When you attack, you score.

To find the last time that the reds scored three goals, we have to go all the way back to October against Everton. If that doesn’t seem so long ago, it’s worth noting that United have since drawn eight games, lost four and only won five in all competitions. Times have been tough, but all hope is not lost.

It turns out, after weeks of turgid, dull, uninspiring play derided by everyone from a bored Paul Scholes to a cold and bored Paul Scholes, playing attacking football actually produces goals. The talent is there: Wayne Rooney, absent since mid-2015, was all over the pitch, every inch the captain as he guided the ball into the net from the penalty spot (a dubious decision from referee Mike Dean) and blasted the third goal from range in the way that a young Rooney may have, ten years ago.

Even the second goal, a sublime slotted ball from a confident Jesse Lingard was created by the skipper’s overlapping pass. His performance was typical of the team, playing quick on the counter to prevent the home team from tightening up as most opponents do these days. With Newcastle opened up a little more, Anthony Martial, Lingard and Ander Herrera found more space and took their chances, uncharacteristic of the team we’ve seen Louis van Gaal field over the last few months.

It just goes to show that maybe United don’t need a new striker after all. Perhaps, a switch in philosophy is all that’s needed to tap the unlimited potential. What’s the worst that could happen? That they score?

Van Gaal’s #squadgoals for January

It wouldn’t be an article about football in January without touching upon the transfer window. It’s known that some of United’s best business has happened mid-season, with such inspired incomings as Juan Mata, Nemanja Vidic and Manucho. This year, with the pressure heating up on Van Gaal to improve on last season’s performance, a couple of new signings may be of the essence to spur a resurgence in the team.

Ignore the press on Gareth Bale. He’s not coming now and he probably won’t come for a few more seasons. Equally, Cristiano Ronaldo is more likely to head towards Paris than return to the Rain Capital of England. At best, we could snag Vidic back on a free now that his contract at Inter has been terminated.

The key to all of this is that Van Gaal needs to decide where his squad is most lacking in quality. Most would argue up top, but we’ve seen what can happen with an ounce of freedom to move forwards with the ball. Midfield is almost an embarrassment of riches, a sentiment we’re close to taking for granted after years of central bewilderment.

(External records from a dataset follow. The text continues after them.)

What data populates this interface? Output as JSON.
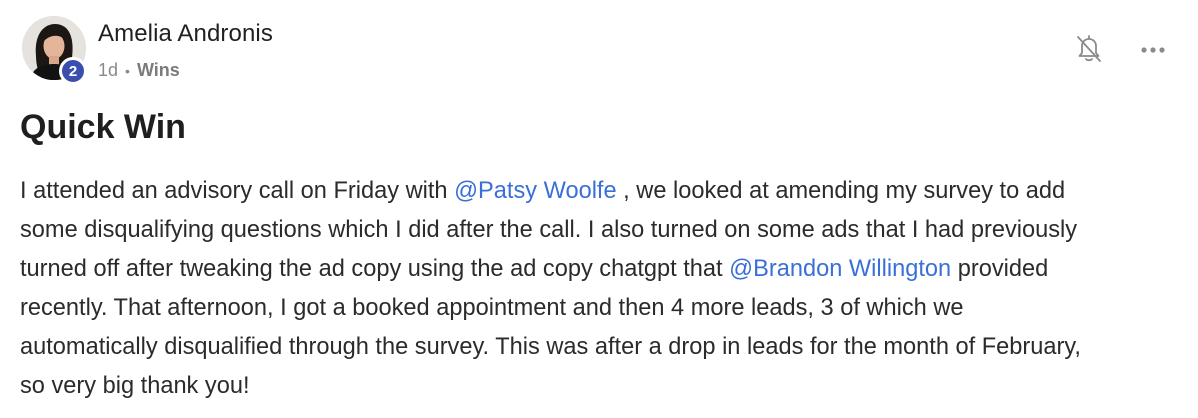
{
  "post": {
    "author": "Amelia Andronis",
    "level": "2",
    "time": "1d",
    "separator": "•",
    "category": "Wins",
    "title": "Quick Win",
    "lines": [
      {
        "a": "I attended an advisory call on Friday with ",
        "m": "@Patsy Woolfe",
        "b": " , we looked at amending my survey to add"
      },
      {
        "a": "some disqualifying questions which I did after the call. I also turned on some ads that I had previously"
      },
      {
        "a": "turned off after tweaking the ad copy using the ad copy chatgpt that ",
        "m": "@Brandon Willington",
        "b": " provided"
      },
      {
        "a": "recently. That afternoon, I got a booked appointment and then 4 more leads, 3 of which we"
      },
      {
        "a": "automatically disqualified through the survey. This was after a drop in leads for the month of February,"
      },
      {
        "a": "so very big thank you!"
      }
    ]
  },
  "icons": {
    "bell": "bell-off-icon",
    "more": "more-horizontal-icon"
  },
  "colors": {
    "mention": "#3b6fd8",
    "level_badge": "#3b4eb0",
    "meta_text": "#8a8a8a"
  }
}
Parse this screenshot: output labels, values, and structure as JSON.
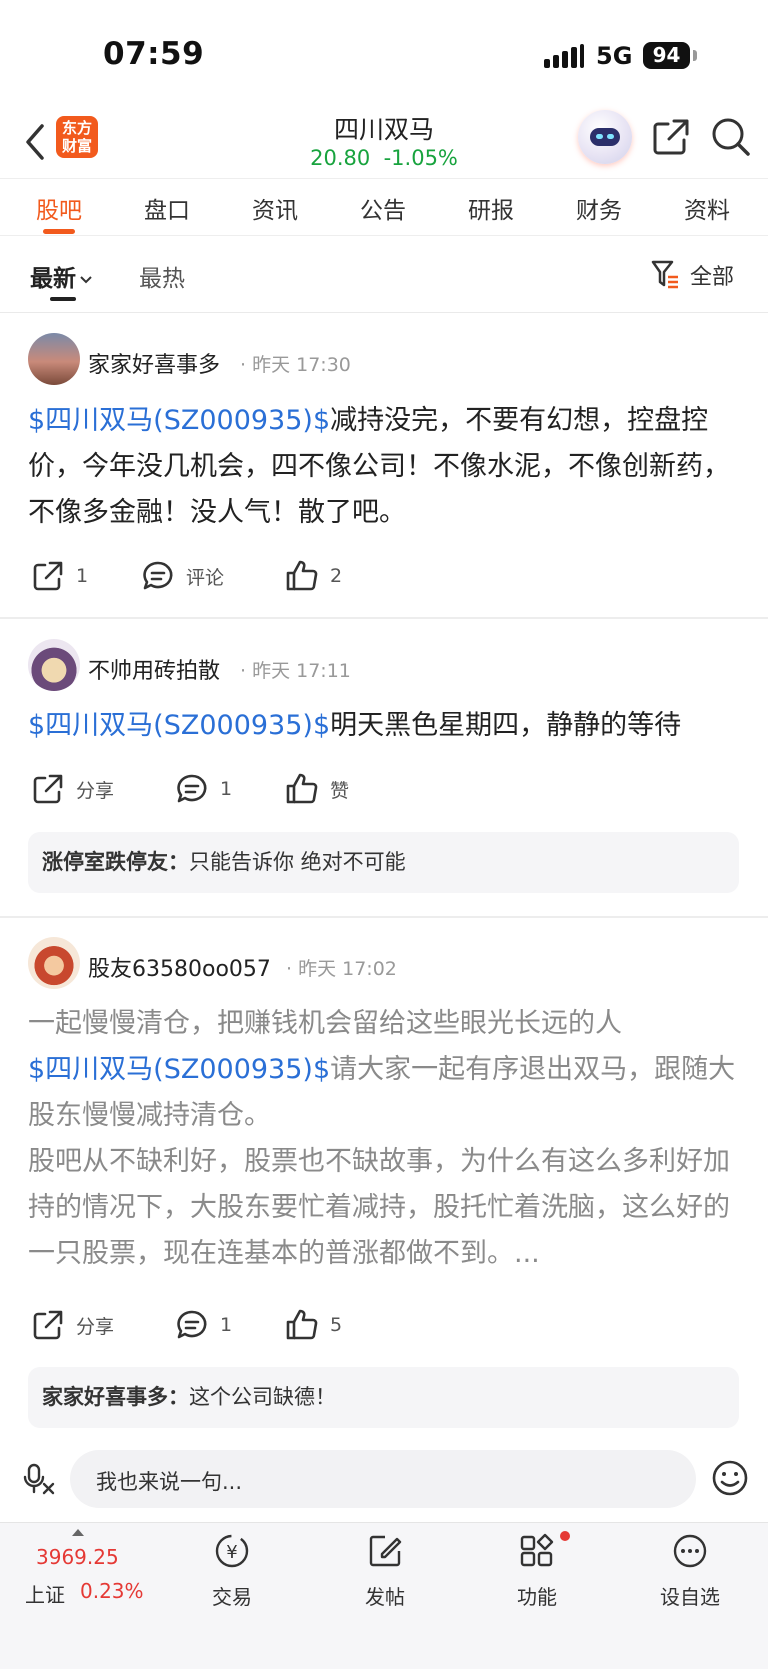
{
  "status_bar": {
    "time": "07:59",
    "network": "5G",
    "battery": "94"
  },
  "header": {
    "logo_line1": "东方",
    "logo_line2": "财富",
    "stock_name": "四川双马",
    "price": "20.80",
    "change": "-1.05%"
  },
  "tabs": [
    "股吧",
    "盘口",
    "资讯",
    "公告",
    "研报",
    "财务",
    "资料"
  ],
  "filter": {
    "latest": "最新",
    "hot": "最热",
    "all": "全部"
  },
  "posts": [
    {
      "author": "家家好喜事多",
      "time": "· 昨天 17:30",
      "tag": "$四川双马(SZ000935)$",
      "text": "减持没完，不要有幻想，控盘控价，今年没几机会，四不像公司！不像水泥，不像创新药，不像多金融！没人气！散了吧。",
      "share": "1",
      "comment": "评论",
      "like": "2"
    },
    {
      "author": "不帅用砖拍散",
      "time": "· 昨天 17:11",
      "tag": "$四川双马(SZ000935)$",
      "text": "明天黑色星期四，静静的等待",
      "share": "分享",
      "comment": "1",
      "like": "赞",
      "reply_author": "涨停室跌停友：",
      "reply_text": "只能告诉你 绝对不可能"
    },
    {
      "author": "股友63580oo057",
      "time": "· 昨天 17:02",
      "title": "一起慢慢清仓，把赚钱机会留给这些眼光长远的人",
      "tag": "$四川双马(SZ000935)$",
      "text": "请大家一起有序退出双马，跟随大股东慢慢减持清仓。",
      "text2": "股吧从不缺利好，股票也不缺故事，为什么有这么多利好加持的情况下，大股东要忙着减持，股托忙着洗脑，这么好的一只股票，现在连基本的普涨都做不到。...",
      "share": "分享",
      "comment": "1",
      "like": "5",
      "reply_author": "家家好喜事多：",
      "reply_text": "这个公司缺德！"
    }
  ],
  "comment_bar": {
    "placeholder": "我也来说一句..."
  },
  "bottom_nav": {
    "index_value": "3969.25",
    "index_name": "上证",
    "index_change": "0.23%",
    "items": [
      "交易",
      "发帖",
      "功能",
      "设自选"
    ]
  },
  "colors": {
    "accent": "#f25a1d",
    "green": "#18a33e",
    "red": "#e53935",
    "link": "#2a6fd6"
  }
}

For me and me alone, the holes are most evident at the back and it’s here where I’d focus on a big signing. Chris Smalling, an early contender for our player of the season, needs better support than he gets in Daley Blind. We can’t underestimate how important Smalling and De Gea have been for the team, but there has to be balance and when United attack they seem to lose all composure when under pressure.

Who would I want to bring in? Honestly… I don’t know. I’m copping out, okay? In a dream world, someone like Kurt Zouma or John Stones would be ideal, but let’s be realistic about our chances. But United always had a solid back four and with Luke Shaw still rehabilitating and the Smalling-Blind partnership lacking the dynamism that empowered Vidic-Ferdinand or Bruce-Pallister, some fresh blood at the back is a must.

If the addition of Bastian Schweinsteiger has proven anything, it’s that a steady and accomplished hand makes all the difference for those around him. Apply that logic to our next defensive signing and we may just have enough in the tank to push across the finish line.